Bitcoin berhasil memutus tren negatif selama tiga tahun berturut-turut pada periode musim panas, namun kini memasuki bulan yang sering dianggap sebagai periode paling suram, yaitu “September Merah.” Julukan ini bukan tanpa alasan. Sejak tahun 2013, performa Bitcoin di bulan September rata-rata mencatat penurunan sekitar –3,77%, menjadikannya bulan dengan kinerja terlemah sepanjang sejarah aset digital ini. Bahkan, pada 2017 dan 2021, Tiongkok memberlakukan larangan besar terhadap kripto yang semakin memperkuat reputasi September sebagai bulan penuh tekanan.
Rentetan hasil negatif terlihat jelas pada enam tahun berturut-turut dari 2017 hingga 2022, ketika setiap September ditutup dengan kerugian. Namun situasi mulai berubah pada 2023. Bitcoin akhirnya membukukan kenaikan pada September untuk pertama kalinya sejak lama, dan momentum itu berlanjut pada 2024 dengan lonjakan 7,29%—rekor terbaik sepanjang sejarah bulan tersebut. Fenomena ini membuat sebagian analis mulai melihat kemungkinan bahwa kutukan “September Merah” tidak lagi sekuat sebelumnya.
Jika ditarik ke pasar tradisional, pola serupa juga terlihat pada indeks saham S&P 500. September kerap menjadi bulan terlemah karena para investor biasanya kembali dari liburan musim panas dengan sikap lebih berhati-hati, sembari melakukan penyesuaian portofolio menjelang kuartal akhir. Namun kabar baiknya, tren negatif di September sering berganti arah pada Oktober. Bulan ini bahkan dijuluki “Uptober,” karena selama enam tahun terakhir hampir selalu mencatatkan kenaikan harga Bitcoin, hanya dua kali mengalami kerugian sepanjang sejarah.

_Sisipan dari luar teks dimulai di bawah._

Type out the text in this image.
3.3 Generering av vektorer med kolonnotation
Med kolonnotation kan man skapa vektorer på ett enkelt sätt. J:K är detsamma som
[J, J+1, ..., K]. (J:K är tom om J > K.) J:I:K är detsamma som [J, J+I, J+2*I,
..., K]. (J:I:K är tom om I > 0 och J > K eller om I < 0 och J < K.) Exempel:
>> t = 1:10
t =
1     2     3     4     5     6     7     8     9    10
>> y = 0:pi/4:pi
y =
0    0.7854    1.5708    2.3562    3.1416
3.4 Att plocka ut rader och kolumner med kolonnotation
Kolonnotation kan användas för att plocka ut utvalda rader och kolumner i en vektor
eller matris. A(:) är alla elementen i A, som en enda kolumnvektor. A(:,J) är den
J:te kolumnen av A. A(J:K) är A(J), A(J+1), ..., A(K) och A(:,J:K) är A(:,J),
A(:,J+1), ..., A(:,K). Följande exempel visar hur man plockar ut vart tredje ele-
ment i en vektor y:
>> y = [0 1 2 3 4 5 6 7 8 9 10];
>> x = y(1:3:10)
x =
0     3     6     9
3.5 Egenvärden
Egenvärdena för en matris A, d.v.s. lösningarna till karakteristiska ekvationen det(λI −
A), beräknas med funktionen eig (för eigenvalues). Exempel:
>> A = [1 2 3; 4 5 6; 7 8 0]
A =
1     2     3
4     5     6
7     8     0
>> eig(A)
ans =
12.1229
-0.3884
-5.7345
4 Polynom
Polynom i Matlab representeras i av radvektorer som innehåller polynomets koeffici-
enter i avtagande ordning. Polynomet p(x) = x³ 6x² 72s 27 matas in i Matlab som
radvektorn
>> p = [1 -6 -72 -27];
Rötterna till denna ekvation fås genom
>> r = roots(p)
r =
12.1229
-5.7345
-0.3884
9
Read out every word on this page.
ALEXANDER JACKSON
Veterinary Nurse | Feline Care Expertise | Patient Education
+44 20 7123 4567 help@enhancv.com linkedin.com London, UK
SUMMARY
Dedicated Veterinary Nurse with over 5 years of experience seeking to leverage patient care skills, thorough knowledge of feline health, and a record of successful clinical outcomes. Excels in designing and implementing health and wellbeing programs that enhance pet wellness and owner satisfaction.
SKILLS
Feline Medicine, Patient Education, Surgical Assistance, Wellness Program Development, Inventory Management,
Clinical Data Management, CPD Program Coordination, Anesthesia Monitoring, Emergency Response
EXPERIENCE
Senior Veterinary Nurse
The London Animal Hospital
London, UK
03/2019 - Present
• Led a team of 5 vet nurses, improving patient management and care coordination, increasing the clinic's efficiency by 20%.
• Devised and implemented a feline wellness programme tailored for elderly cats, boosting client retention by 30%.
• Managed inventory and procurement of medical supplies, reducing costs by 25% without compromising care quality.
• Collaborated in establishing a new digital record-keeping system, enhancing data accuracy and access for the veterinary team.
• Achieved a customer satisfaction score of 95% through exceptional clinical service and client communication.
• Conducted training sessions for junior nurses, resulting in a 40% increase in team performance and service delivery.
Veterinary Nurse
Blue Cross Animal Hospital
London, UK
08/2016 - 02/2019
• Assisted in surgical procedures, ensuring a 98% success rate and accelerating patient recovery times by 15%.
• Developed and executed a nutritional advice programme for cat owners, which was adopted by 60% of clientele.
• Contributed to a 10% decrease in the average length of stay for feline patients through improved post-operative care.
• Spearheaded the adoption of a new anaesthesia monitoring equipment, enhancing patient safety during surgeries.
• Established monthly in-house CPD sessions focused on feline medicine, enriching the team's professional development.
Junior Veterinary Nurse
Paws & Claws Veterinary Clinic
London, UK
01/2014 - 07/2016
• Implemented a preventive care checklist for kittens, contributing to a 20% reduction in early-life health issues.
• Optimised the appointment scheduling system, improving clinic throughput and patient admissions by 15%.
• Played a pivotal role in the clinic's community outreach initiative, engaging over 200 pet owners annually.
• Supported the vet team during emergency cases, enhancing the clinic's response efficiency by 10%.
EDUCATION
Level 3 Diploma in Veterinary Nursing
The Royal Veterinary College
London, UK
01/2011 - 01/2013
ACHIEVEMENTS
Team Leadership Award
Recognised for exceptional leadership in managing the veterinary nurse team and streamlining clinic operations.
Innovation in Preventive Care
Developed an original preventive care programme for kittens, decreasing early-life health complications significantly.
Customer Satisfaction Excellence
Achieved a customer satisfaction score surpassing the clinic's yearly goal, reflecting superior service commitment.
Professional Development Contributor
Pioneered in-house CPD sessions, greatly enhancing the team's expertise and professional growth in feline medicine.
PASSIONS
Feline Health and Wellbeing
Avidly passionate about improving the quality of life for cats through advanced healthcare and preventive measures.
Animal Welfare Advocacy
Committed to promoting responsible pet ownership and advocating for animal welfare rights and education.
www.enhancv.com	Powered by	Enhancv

Perjalanan panjang Bitcoin menunjukkan bagaimana regulasi, sentimen makroekonomi, hingga inovasi produk investasi berperan besar membentuk tren musiman ini. Pada 2017, ledakan ICO memicu aksi keras pemerintah Tiongkok dan Korea Selatan, yang kemudian mengawali “crypto winter” pertama. Tahun-tahun berikutnya, kabar buruk seperti rencana Goldman Sachs yang dikabarkan meninggalkan meja perdagangan kripto, debut Bakkt yang mengecewakan, hingga larangan baru dari Tiongkok terus menambah tekanan. Pandemi COVID-19 sempat memberi napas baru, namun kembali berbalik pada 2021 dan 2022 akibat larangan tambang kripto serta kenaikan suku bunga The Fed.
Tren mulai berbalik pada 2023 berkat keputusan pengadilan AS yang memaksa SEC meninjau kembali penolakan terhadap ETF Bitcoin spot. Keputusan ini memicu optimisme baru yang terbukti benar ketika ETF spot akhirnya disetujui pada Januari 2024. Volume perdagangan miliaran dolar per hari memperkuat peran ETF ini sebagai pintu masuk modal institusional. Bersamaan dengan itu, The Fed juga memulai pemangkasan suku bunga pertama sejak 2020, semakin memperkokoh momentum positif Bitcoin.
Kini memasuki September 2025, Bitcoin kembali diuji sejarah. Namun kondisi kali ini terlihat lebih menjanjikan. ETF spot tetap aktif dengan likuiditas tinggi, perusahaan-perusahaan mulai mengadopsi strategi kas berbasis Bitcoin, dan rumor pelonggaran regulasi di Tiongkok ikut menambah spekulasi positif. Ditambah lagi, sikap dovish Jerome Powell dalam pidato terakhirnya di Jackson Hole membuka peluang pemangkasan suku bunga baru pada pertemuan FOMC pertengahan September. Faktor-faktor ini memberi harapan bahwa Bitcoin bisa kembali menepis kutukan “September Merah” dan melanjutkan tren kenaikan.